The children’s hardcover category posted a small gain of 5 percent as compared with December 2002, with sales of $24.3 million.Year to date figures were strong, with sales up 28.6 percent over last year.The children’s paperback category grew as well, but a 29.1 percent gain in December ($22 million) could not make up for earlier losses and the children’s paperback category lost 5.2 percent overall for the year.

Audio books amassed a 29 percent growth, with sales of $12.6 million (12.3 percent growth in 2003). E-books witnessed another tremendous month with sales up 159.8 percent, with sales totaling $700,000. Due to the relatively small size of the category, incremental growth made for a 169.5 percent boon in 2003 for E-books.Religious books also posted strong numbers in December, with sales up 36.6 percent ($20.8 million) from last December.Year to date figures showed sales were up 50.2 percent for the year.

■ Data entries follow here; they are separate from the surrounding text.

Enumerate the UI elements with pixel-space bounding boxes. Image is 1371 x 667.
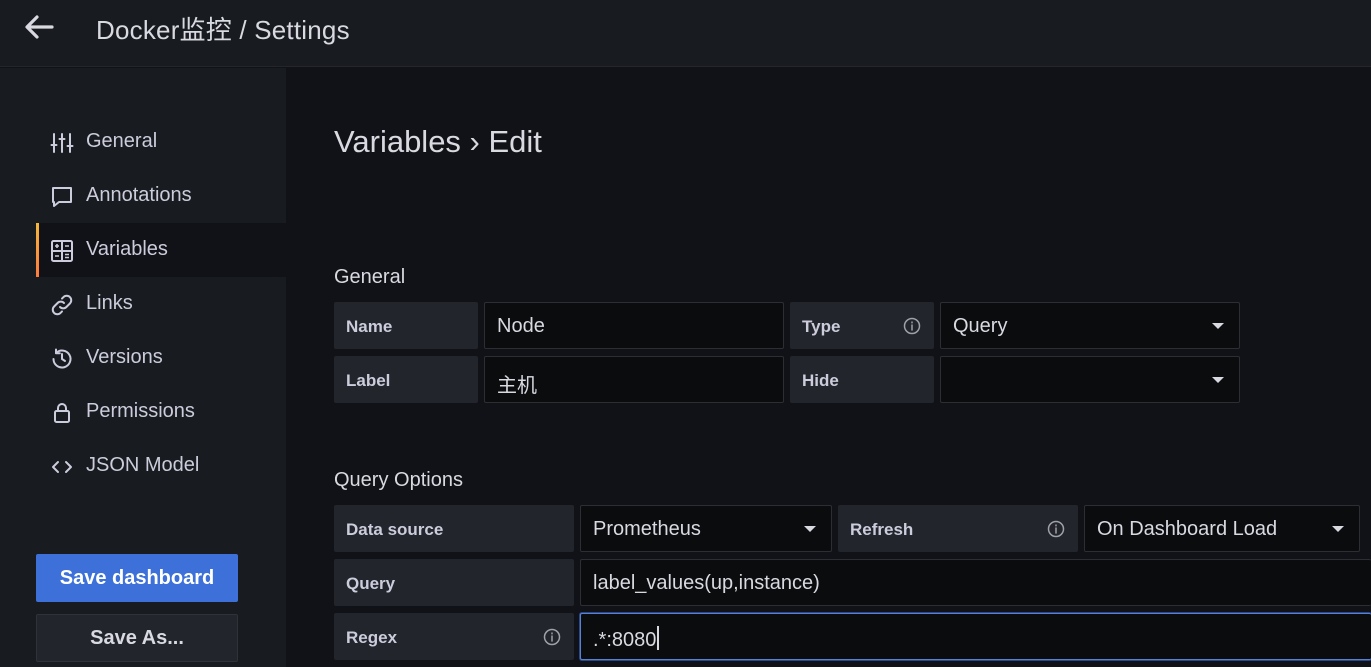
sliders-icon: [50, 131, 74, 155]
datasource-select[interactable]: Prometheus: [580, 505, 832, 552]
name-input-value: Node: [497, 315, 545, 337]
back-arrow-icon[interactable]: [22, 12, 58, 42]
name-input[interactable]: Node: [484, 302, 784, 349]
label-input-value: 主机: [497, 375, 537, 397]
link-icon: [50, 293, 74, 317]
regex-label-text: Regex: [346, 628, 398, 647]
label-input[interactable]: 主机: [484, 356, 784, 403]
text-cursor: [657, 626, 660, 650]
page-title: Docker监控 / Settings: [96, 15, 350, 45]
sidebar-item-label: JSON Model: [86, 454, 200, 476]
type-label-text: Type: [802, 317, 841, 336]
sidebar-item-json-model[interactable]: JSON Model: [36, 439, 286, 493]
hide-select[interactable]: [940, 356, 1240, 403]
refresh-label-text: Refresh: [850, 520, 914, 539]
info-icon[interactable]: [903, 317, 921, 335]
sidebar-item-variables[interactable]: Variables: [36, 223, 286, 277]
type-select-value: Query: [953, 315, 1008, 337]
info-icon[interactable]: [1047, 520, 1065, 538]
history-icon: [50, 347, 74, 371]
type-label: Type: [790, 302, 934, 349]
code-icon: [50, 455, 74, 479]
regex-input-value: .*:8080: [593, 626, 660, 652]
save-as-button[interactable]: Save As...: [36, 614, 238, 662]
datasource-label: Data source: [334, 505, 574, 552]
hide-label: Hide: [790, 356, 934, 403]
chevron-down-icon: [1332, 526, 1344, 532]
sidebar-item-label: Versions: [86, 346, 163, 368]
regex-input-text: .*:8080: [593, 629, 657, 651]
sidebar-item-label: Variables: [86, 238, 168, 260]
section-title-query-options: Query Options: [334, 469, 463, 491]
datasource-select-value: Prometheus: [593, 518, 701, 540]
chevron-down-icon: [804, 526, 816, 532]
chevron-down-icon: [1212, 323, 1224, 329]
hide-label-text: Hide: [802, 371, 839, 390]
lock-icon: [50, 401, 74, 425]
sidebar-item-permissions[interactable]: Permissions: [36, 385, 286, 439]
page-heading: Variables › Edit: [334, 124, 542, 159]
refresh-label: Refresh: [838, 505, 1078, 552]
section-title-general: General: [334, 266, 406, 288]
refresh-select-value: On Dashboard Load: [1097, 518, 1278, 540]
label-label: Label: [334, 356, 478, 403]
refresh-select[interactable]: On Dashboard Load: [1084, 505, 1360, 552]
sidebar-item-versions[interactable]: Versions: [36, 331, 286, 385]
sidebar-item-links[interactable]: Links: [36, 277, 286, 331]
query-label-text: Query: [346, 574, 396, 593]
top-bar: Docker监控 / Settings: [0, 0, 1371, 67]
query-label: Query: [334, 559, 574, 606]
calculator-icon: [50, 239, 74, 263]
info-icon[interactable]: [543, 628, 561, 646]
chevron-down-icon: [1212, 377, 1224, 383]
label-label-text: Label: [346, 371, 391, 390]
sidebar-item-label: General: [86, 130, 158, 152]
sidebar-item-label: Annotations: [86, 184, 192, 206]
sidebar-item-general[interactable]: General: [36, 115, 286, 169]
sidebar-item-label: Links: [86, 292, 133, 314]
query-input-value: label_values(up,instance): [593, 572, 820, 594]
query-input[interactable]: label_values(up,instance): [580, 559, 1371, 606]
sidebar-item-annotations[interactable]: Annotations: [36, 169, 286, 223]
comment-icon: [50, 185, 74, 209]
regex-label: Regex: [334, 613, 574, 660]
type-select[interactable]: Query: [940, 302, 1240, 349]
regex-input[interactable]: .*:8080: [580, 613, 1371, 660]
sidebar-item-label: Permissions: [86, 400, 195, 422]
name-label: Name: [334, 302, 478, 349]
datasource-label-text: Data source: [346, 520, 444, 539]
name-label-text: Name: [346, 317, 393, 336]
save-dashboard-button[interactable]: Save dashboard: [36, 554, 238, 602]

Sales of university press hardcover books grew a decent 17.9 percent from December 2002 ($7.4 million), which was bolstered by the 15.8 percent growth ($10.2 million) in university press paperbacks.Year-end numbers showed increases as well; university press hardcover books gained 11.4 percent, and 7.4 percent gains were made in the university press paperback category. Sales in the professional and scholarly category rose 25.8 percent in December, with sales of $95.4 million.Year to date numbers showed sales were up by a narrow 3.6 percent for the year overall.Sales of‘other’ types of books showed an increase of 31.1 percent from December 2002 with sales of $2.9 million.Year-end figures showed numbers were down an overall 16.9 percent this year for this catchall category

Higher education sales were 16.8 percent greater in December, totaling $744.4 million.Year to date figures showed sales were up 3.6 percent for the year, final month gains were critical in bringing this growth.El-hi (elementary/high school) basal and supplemental K-12 net sales were up 14.8 percent in December, with sales of $139.2 million.Calendar year to date numbers showed sales in this category gained 2.5 percent in 2003.

The Association of American Publishers is the principal trade association for the U.S. book publishing industry with some 300 members, comprising most of the major commercial book publishers in the United States, as well as smaller and medium-sized houses, non-profit publishers, university presses, and scholarly societies.